The training process, this is based on the ATS and the DNN,
where Initial training was based on Supervised
Learning using data from 160,000 games.
That's 30 million human moves.
Then, Advanced training on the AlphaGo master
system using TPU second generation one,
was based on reinforcement learning,
by playing games against itself.
Now, what is learning and what is training?
Learning is a method used in training the
weights of the Deep Learning Neural Network,
to make it perform in a desired way.
Such that, it builds up intelligence inside in making
very accurate decisions under complex situations,
where Supervised Learning is training that uses labeled data.
Labeled data is data that has a desired output,
a target output result.
For example, it's like this.
You put information over there at the input layer,
It goes through the hidden layers in between
and then something comes out the output layer.
This is a current output.
Then, we have the desired output, the labeled data.
Now, does the current output match the labeled data, the desired output?
If not, there is going to be an error.
This error is fed back into the system to retrain
the system such that it matches our desired output.
And this process is what we call Supervised Learning,
because it has this right here,
the desired output, the labeled data.
Now, compared to this,
Reinforcement Learning is different,
because this learns from trial and error.
And the best operation method is discovered by DNN.
Feedback is given back into the system and no labeled data is used.

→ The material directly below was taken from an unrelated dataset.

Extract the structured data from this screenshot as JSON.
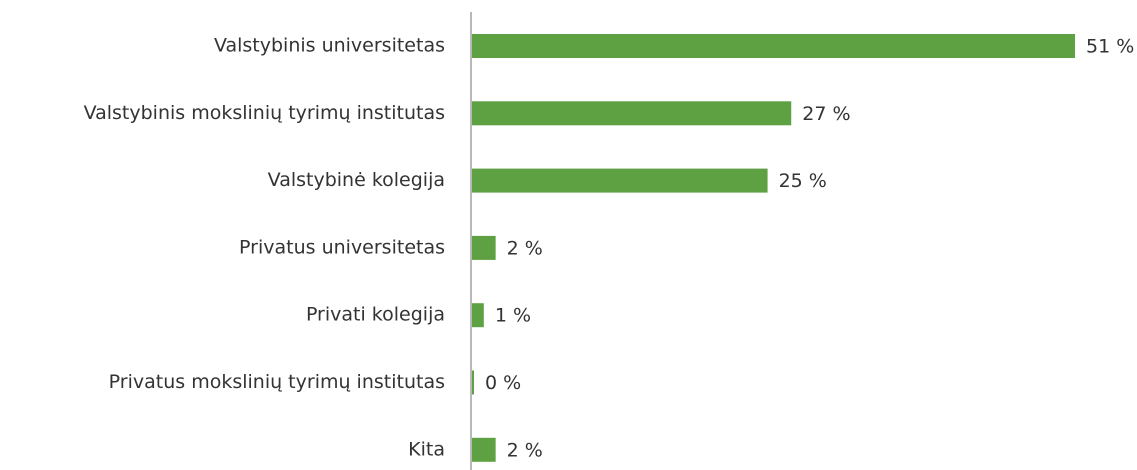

This is where it's significantly different from Supervised Learning.
And as an example,
the maze path finding is a good example of
Reinforcement Learning because from trial and error,
there is no label data and it learns by trying and
trying until it figures out the optimal way to do this process.
Now in the training process,
one of the things that you'll see is that Supervised Learning is
the majority of the overall learning process, the training process.
Nearly taking up about maybe at least as 85%
of the training process even up to maybe 99%.
And, if needed at the end,
reinforcement learning is added on to make it even better.
These are the references that I used and I recommend them to you.
In addition, I have to mention that in the later chapters
of this course in Deep Learning for Business,
I'm going to get into further details of the Neural Network,
the Deep Learning Neural Network,
and its related technologies.
So, we'll go into further details over
there and I hope you wait and join me in those lectures as well.
These are the references. Thank you.